A bill that has been sidelined in the California Assembly sought to generate about $400 million annually from shippers at ports in the state.

At the urging of Gov. Arnold Schwarzenegger, Sen. Alan Lowenthal, D-Long Beach, opted to table his bill until next year to avoid a potential veto. The Senate previously approved it.

The bill – SB974 – would allow the collection of a fee on every unit passing through the Los Angeles, Long Beach and Oakland port complexes. The bill outlines a maximum fee of $30 on the cargo in each 20-foot equivalent unit (TEU) container. Since many shipping containers are now 40 feet in length, the maximum fee imposed on the cargo inside would presumably be $60.

The money collected at the nation’s first-, second- and fourth-largest container ports would be used solely to ease congestion and to reduce air pollution.

Schwarzenegger said the bill is incomplete and lacks accountability. Instead, a year after he vetoed a similar effort he offered to work with Lowenthal on a compromise version for inclusion in the regular session that starts in January 2008.

“I support the concept of SB974 and want to work together with Sen. Lowenthal on the bill so it addresses the future of goods movement while also reducing environmental impacts,” Schwarzenegger said in a released statement. “I look forward to working during the fall recess with the Senator, his fellow legislators and all interested parties to craft a solution that will protect California’s air quality and also facilitate the goods movement through California.”

The current version allots the portion provided to alleviate port congestion to the California Transportation Commission to fund projects that improve the rail system that moves containers to and from the ports. The text of the bill says the commission would be prohibited “from using the funds to construct, maintain, or improve highways.”

Money earmarked for mitigation relief would be used by the California Air Resources Board to develop a list of projects to reduce pollution caused by the movement of containers.

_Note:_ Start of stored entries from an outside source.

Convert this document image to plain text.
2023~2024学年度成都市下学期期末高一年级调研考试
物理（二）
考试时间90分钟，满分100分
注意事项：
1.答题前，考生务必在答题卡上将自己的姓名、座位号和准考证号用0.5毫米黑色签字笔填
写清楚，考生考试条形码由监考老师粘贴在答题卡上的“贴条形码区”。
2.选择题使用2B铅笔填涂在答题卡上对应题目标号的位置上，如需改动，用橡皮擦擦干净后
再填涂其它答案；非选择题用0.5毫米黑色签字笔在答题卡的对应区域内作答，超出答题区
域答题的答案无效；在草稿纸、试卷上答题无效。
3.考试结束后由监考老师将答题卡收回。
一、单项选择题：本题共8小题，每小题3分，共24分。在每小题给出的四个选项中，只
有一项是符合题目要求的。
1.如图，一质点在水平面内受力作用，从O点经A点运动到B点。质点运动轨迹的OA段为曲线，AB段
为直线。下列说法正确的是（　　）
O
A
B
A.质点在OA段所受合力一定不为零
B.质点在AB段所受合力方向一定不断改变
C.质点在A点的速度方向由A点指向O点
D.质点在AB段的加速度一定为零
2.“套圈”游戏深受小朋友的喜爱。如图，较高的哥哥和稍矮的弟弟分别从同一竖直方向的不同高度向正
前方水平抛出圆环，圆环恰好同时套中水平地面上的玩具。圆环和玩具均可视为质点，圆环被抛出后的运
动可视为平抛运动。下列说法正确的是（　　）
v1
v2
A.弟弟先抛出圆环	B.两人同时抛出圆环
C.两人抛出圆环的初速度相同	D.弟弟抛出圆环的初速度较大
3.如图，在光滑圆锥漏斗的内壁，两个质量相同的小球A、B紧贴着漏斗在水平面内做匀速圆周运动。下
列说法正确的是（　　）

Opponents of the legislation include retailers and ocean carriers who say the bill would lead to the diversion of cargo outside the state and drive up prices on consumer goods.

Los Angeles Mayor Antonio Villaraigosa also is on the list of opponents. He wants a portion of container revenues to help pay for two key harbor area bridges.

Lowenthal doesn’t want to put money toward the bridges. But the governor wants to include Villaraigosa in discussions on the bill, the Los Angeles Times reported.